Pertanyaan mengenai dasar hukum operasional 24 jam dilontarkan langsung oleh anggota Komisi I DPRD Pekanbaru, Syafri Syarif.
Ia menegaskan jam operasional toko swalayan, termasuk ritel modern seperti Indomaret, telah diatur secara jelas dalam Peraturan Daerah (Perda) Kota Pekanbaru Nomor 9 Tahun 2014.
Dalam Perda tersebut disebutkan, jam operasional toko ritel modern pada Senin-Jumat diperbolehkan mulai pukul 10.00 WIB hingga 22.00 WIB. Sementara pada Sabtu-Minggu, toko dapat beroperasi mulai pukul 10.00 WIB hingga 23.00 WIB.
“Jam operasional ini sudah diatur dalam Perda. Indomaret juga termasuk di dalamnya, sehingga harus mematuhi ketentuan yang berlaku,” tegas Syafri dalam rapat tersebut.
Menanggapi hal itu, Humas PT Indomarco Prismatama, Anang, menyampaikan operasional gerai 24 jam dilakukan dengan mempertimbangkan potensi dan kebutuhan di masing-masing wilayah.
“Menyesuaikan potensi di daerah masing-masing. Memang sangat bagus jika bisa buka 24 jam, dan untuk saat ini seperti itu,” ujar Anang.
Selain membahas jam operasional, Komisi I DPRD Pekanbaru juga menyoroti persoalan perizinan gerai Indomaret. Dalam rapat tersebut terungkap bahwa jumlah gerai Indomaret di Kota Pekanbaru mencapai 220 unit.
Namun dari jumlah tersebut, baru 217 gerai yang telah mengantongi izin lengkap, sementara tiga gerai lainnya diketahui sudah beroperasi meski perizinannya belum rampung.

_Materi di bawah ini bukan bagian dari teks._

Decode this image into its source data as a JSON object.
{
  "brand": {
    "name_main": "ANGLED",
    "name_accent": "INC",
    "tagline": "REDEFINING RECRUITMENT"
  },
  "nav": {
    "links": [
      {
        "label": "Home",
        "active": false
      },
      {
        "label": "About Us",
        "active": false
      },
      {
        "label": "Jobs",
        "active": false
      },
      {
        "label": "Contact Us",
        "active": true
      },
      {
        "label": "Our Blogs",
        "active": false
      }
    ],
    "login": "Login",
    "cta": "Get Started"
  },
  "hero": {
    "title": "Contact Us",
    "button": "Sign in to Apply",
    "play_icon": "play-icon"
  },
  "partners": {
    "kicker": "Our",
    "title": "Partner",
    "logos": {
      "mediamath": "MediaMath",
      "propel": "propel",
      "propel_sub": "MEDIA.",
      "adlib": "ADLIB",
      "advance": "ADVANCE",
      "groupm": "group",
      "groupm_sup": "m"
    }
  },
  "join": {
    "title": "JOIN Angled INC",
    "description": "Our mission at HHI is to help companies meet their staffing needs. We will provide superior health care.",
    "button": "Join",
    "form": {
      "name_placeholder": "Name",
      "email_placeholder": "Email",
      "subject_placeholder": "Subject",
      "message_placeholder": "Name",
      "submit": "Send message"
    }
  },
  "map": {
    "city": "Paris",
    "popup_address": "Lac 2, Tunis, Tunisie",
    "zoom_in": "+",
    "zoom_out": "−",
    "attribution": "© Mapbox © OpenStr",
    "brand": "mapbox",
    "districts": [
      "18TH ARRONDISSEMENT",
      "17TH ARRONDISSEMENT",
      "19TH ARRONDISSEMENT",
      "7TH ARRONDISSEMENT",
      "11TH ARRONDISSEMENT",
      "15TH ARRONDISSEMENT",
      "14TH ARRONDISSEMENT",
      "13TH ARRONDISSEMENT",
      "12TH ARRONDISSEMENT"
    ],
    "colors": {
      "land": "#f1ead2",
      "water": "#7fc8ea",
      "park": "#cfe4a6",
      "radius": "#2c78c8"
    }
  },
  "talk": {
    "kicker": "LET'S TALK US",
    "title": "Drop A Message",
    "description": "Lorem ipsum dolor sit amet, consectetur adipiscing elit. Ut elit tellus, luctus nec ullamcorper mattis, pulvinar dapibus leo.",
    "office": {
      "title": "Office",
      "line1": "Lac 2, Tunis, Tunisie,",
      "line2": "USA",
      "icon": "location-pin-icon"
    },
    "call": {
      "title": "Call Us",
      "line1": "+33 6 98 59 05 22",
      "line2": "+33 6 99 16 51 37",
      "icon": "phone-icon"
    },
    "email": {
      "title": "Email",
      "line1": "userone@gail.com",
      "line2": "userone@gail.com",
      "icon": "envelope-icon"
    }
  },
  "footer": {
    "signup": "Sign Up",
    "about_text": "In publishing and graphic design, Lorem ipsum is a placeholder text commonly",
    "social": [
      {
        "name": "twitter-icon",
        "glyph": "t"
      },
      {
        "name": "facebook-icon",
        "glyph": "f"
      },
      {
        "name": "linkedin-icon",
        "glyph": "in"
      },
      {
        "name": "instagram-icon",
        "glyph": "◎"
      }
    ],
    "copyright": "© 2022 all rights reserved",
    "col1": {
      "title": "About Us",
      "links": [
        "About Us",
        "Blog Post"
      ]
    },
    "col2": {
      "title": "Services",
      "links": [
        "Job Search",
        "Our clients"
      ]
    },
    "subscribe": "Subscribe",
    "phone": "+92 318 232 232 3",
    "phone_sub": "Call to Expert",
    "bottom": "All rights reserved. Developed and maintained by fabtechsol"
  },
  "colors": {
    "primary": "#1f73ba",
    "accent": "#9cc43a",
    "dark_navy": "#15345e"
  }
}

“Izin yang sudah lengkap ada 217. Tiga gerai lainnya merupakan toko baru yang sudah buka dan masih menunggu proses perizinan karena ada perubahan persyaratan, namun sudah kami input,” jelas Anang.
Komisi I DPRD Pekanbaru menegaskan akan menindaklanjuti temuan tersebut dan mendorong pihak terkait untuk melakukan pengawasan sesuai dengan ketentuan peraturan daerah yang berlaku.